Alvin Josephy once said that white liberals who had fought for black Civil Rights in the ‘60s thought they had done that job and would move on to the Indians; the Indians told them they didn’t want Civil Rights, but their Treaty Rights!
See how complicated Indians are. Which might be the reason that our Presidential candidates are not courting the Indian Vote.
And here we have to leave the colonial and mestizo cultures south of the US border; and acknowledge that the people called Latinos on both sides of the border have their own complications, but they share language, and for most political purposes we Norte Americanos can thus lump them all together! The Latino vote. “Illegals.” “Immigrants” (well, maybe not “New Mexicans” or old California families, or….).

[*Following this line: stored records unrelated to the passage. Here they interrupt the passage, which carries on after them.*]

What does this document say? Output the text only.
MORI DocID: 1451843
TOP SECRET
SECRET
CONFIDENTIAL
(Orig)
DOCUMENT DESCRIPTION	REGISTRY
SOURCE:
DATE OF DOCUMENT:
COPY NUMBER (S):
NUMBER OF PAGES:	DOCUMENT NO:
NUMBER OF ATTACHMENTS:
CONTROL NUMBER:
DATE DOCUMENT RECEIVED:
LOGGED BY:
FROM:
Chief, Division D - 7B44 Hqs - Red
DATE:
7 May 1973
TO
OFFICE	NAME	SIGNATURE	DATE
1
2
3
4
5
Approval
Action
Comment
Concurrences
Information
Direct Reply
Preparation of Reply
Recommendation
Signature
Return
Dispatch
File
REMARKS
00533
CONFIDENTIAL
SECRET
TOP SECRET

Good news: According to a recent piece in the New York Times re American Indians, “President Obama campaigned hard in 2008 for the votes of American Indians. He vowed that his administration would pay special attention to their grievances about federal mismanagement and the government’s recurring neglect of treaty obligations. ‘Few have been ignored by Washington for as long as Native Americans — the first Americans,’” Obama said.
“Mr. Obama was given credit by tribal leaders for creating a White House council to maintain lines of communication with them; establishing a buyback program to help tribes regain scattered lands; expanding the jurisdiction of tribal courts; and including tribal women under the protection of the Violence Against Women law in 2013. Reaching out to Indian nations has been ‘one of the hallmarks of this administration,’” according to Russell Begaye, president of the Navajo Nation.
By all accounts, Obama has been the best President for Indians since Richard M. Nixon. Talk about complicated!